Haven't seen this topic discussed ...
It is common in and around urban areas to see shopping trolleys, bicycles, car tyres and other human "rubbish" dumped into a river. This offends our sensibilities and we want to remove it to make our river look cared for. Often in these same situations, there may be insufficient in-stream or low-level cover.
A case in point: on a recent riverbank clear-up, a Derbys CC wildlife ranger and I carefully took a 20 foot length of corrugated plastic out of the branches of a tree (where it had been left by the winter floods): it was trailing in the river. Once we got it onto land we saw it was covered in caseless caddis. Dilemma! If we throw it on the skip we kill thousands of invertebrates and deny our fishes their feast; if we leave it it looks a mess. We chose to put it back, but we will have another look at the next clear-up in Jul/Aug and re-assess.

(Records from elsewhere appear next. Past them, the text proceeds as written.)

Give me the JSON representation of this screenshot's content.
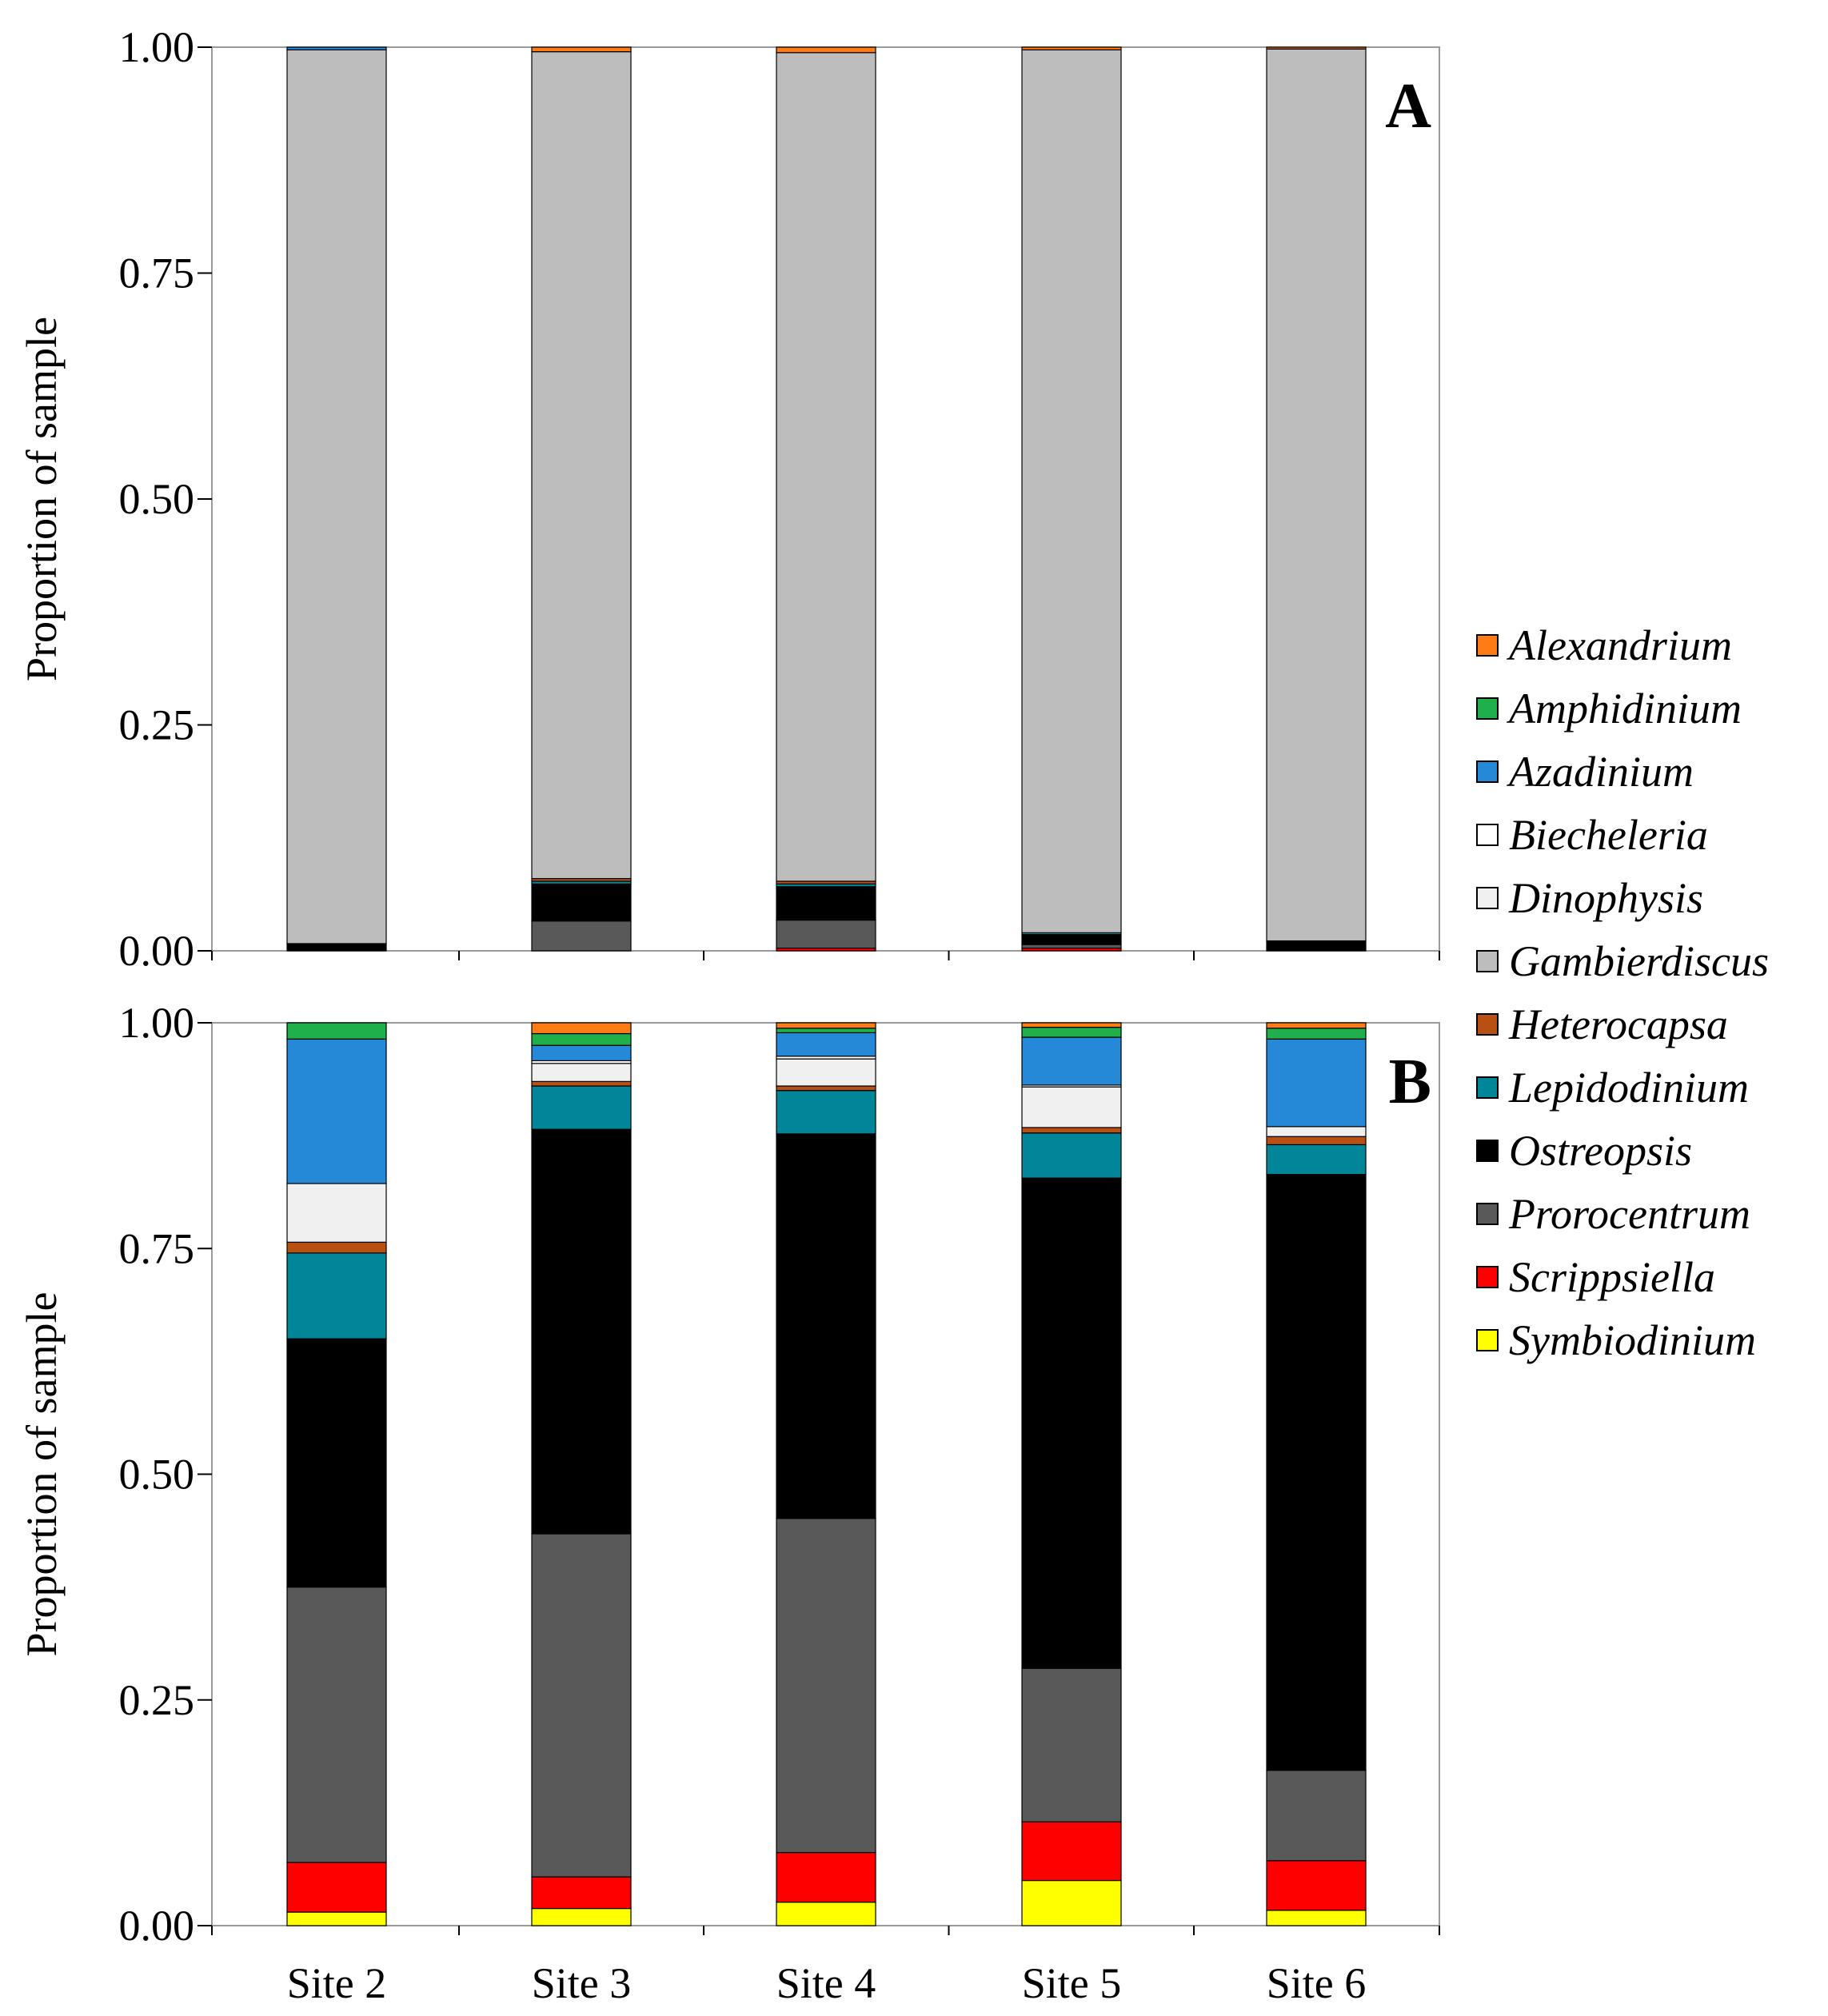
{
  "chart_data": [
    {
      "type": "bar",
      "stacked": true,
      "panel_label": "A",
      "ylabel": "Proportion of sample",
      "ylim": [
        0,
        1
      ],
      "yticks": [
        "0.00",
        "0.25",
        "0.50",
        "0.75",
        "1.00"
      ],
      "categories": [
        "Site 2",
        "Site 3",
        "Site 4",
        "Site 5",
        "Site 6"
      ],
      "series": [
        {
          "name": "Symbiodinium",
          "values": [
            0.0,
            0.0,
            0.0,
            0.0,
            0.0
          ]
        },
        {
          "name": "Scrippsiella",
          "values": [
            0.0,
            0.0,
            0.003,
            0.003,
            0.0
          ]
        },
        {
          "name": "Prorocentrum",
          "values": [
            0.0,
            0.033,
            0.031,
            0.004,
            0.0
          ]
        },
        {
          "name": "Ostreopsis",
          "values": [
            0.008,
            0.041,
            0.037,
            0.011,
            0.011
          ]
        },
        {
          "name": "Lepidodinium",
          "values": [
            0.0,
            0.003,
            0.003,
            0.002,
            0.0
          ]
        },
        {
          "name": "Heterocapsa",
          "values": [
            0.0,
            0.003,
            0.003,
            0.0,
            0.0
          ]
        },
        {
          "name": "Gambierdiscus",
          "values": [
            0.989,
            0.915,
            0.917,
            0.977,
            0.987
          ]
        },
        {
          "name": "Dinophysis",
          "values": [
            0.0,
            0.0,
            0.0,
            0.0,
            0.0
          ]
        },
        {
          "name": "Biecheleria",
          "values": [
            0.0,
            0.0,
            0.0,
            0.0,
            0.0
          ]
        },
        {
          "name": "Azadinium",
          "values": [
            0.003,
            0.0,
            0.0,
            0.0,
            0.0
          ]
        },
        {
          "name": "Amphidinium",
          "values": [
            0.0,
            0.0,
            0.0,
            0.0,
            0.0
          ]
        },
        {
          "name": "Alexandrium",
          "values": [
            0.0,
            0.005,
            0.006,
            0.003,
            0.002
          ]
        }
      ]
    },
    {
      "type": "bar",
      "stacked": true,
      "panel_label": "B",
      "ylabel": "Proportion of sample",
      "ylim": [
        0,
        1
      ],
      "yticks": [
        "0.00",
        "0.25",
        "0.50",
        "0.75",
        "1.00"
      ],
      "categories": [
        "Site 2",
        "Site 3",
        "Site 4",
        "Site 5",
        "Site 6"
      ],
      "series": [
        {
          "name": "Symbiodinium",
          "values": [
            0.015,
            0.019,
            0.026,
            0.05,
            0.017
          ]
        },
        {
          "name": "Scrippsiella",
          "values": [
            0.055,
            0.035,
            0.055,
            0.065,
            0.055
          ]
        },
        {
          "name": "Prorocentrum",
          "values": [
            0.305,
            0.38,
            0.37,
            0.17,
            0.1
          ]
        },
        {
          "name": "Ostreopsis",
          "values": [
            0.275,
            0.448,
            0.426,
            0.543,
            0.66
          ]
        },
        {
          "name": "Lepidodinium",
          "values": [
            0.095,
            0.048,
            0.048,
            0.05,
            0.033
          ]
        },
        {
          "name": "Heterocapsa",
          "values": [
            0.012,
            0.005,
            0.005,
            0.006,
            0.009
          ]
        },
        {
          "name": "Gambierdiscus",
          "values": [
            0.0,
            0.0,
            0.0,
            0.0,
            0.0
          ]
        },
        {
          "name": "Dinophysis",
          "values": [
            0.065,
            0.02,
            0.03,
            0.045,
            0.011
          ]
        },
        {
          "name": "Biecheleria",
          "values": [
            0.0,
            0.003,
            0.003,
            0.002,
            0.0
          ]
        },
        {
          "name": "Azadinium",
          "values": [
            0.16,
            0.017,
            0.026,
            0.053,
            0.097
          ]
        },
        {
          "name": "Amphidinium",
          "values": [
            0.018,
            0.013,
            0.005,
            0.011,
            0.012
          ]
        },
        {
          "name": "Alexandrium",
          "values": [
            0.0,
            0.012,
            0.006,
            0.005,
            0.006
          ]
        }
      ]
    }
  ],
  "legend": [
    {
      "name": "Alexandrium",
      "color": "#ff7b16"
    },
    {
      "name": "Amphidinium",
      "color": "#20b04b"
    },
    {
      "name": "Azadinium",
      "color": "#2589d8"
    },
    {
      "name": "Biecheleria",
      "color": "#ffffff"
    },
    {
      "name": "Dinophysis",
      "color": "#f0f0f0"
    },
    {
      "name": "Gambierdiscus",
      "color": "#bdbdbd"
    },
    {
      "name": "Heterocapsa",
      "color": "#b85014"
    },
    {
      "name": "Lepidodinium",
      "color": "#008599"
    },
    {
      "name": "Ostreopsis",
      "color": "#000000"
    },
    {
      "name": "Prorocentrum",
      "color": "#595959"
    },
    {
      "name": "Scrippsiella",
      "color": "#ff0000"
    },
    {
      "name": "Symbiodinium",
      "color": "#ffff00"
    }
  ]
}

My thesis: in these situations shopping trolleys and other "rubbish" can provide essential in-stream cover: they will provide shelter from floods, and cover against aerial predators. Unless we plan to replace the shopping trolleys with equivalent in-stream cover, we should leave well alone, and perhaps even install signs which say something like: "This shopping trolley intentionally left in the river" to indicate that someone is caring for the river.
Please discuss
Andrew
PS Plainly fridges, car batteries and so on should be removed.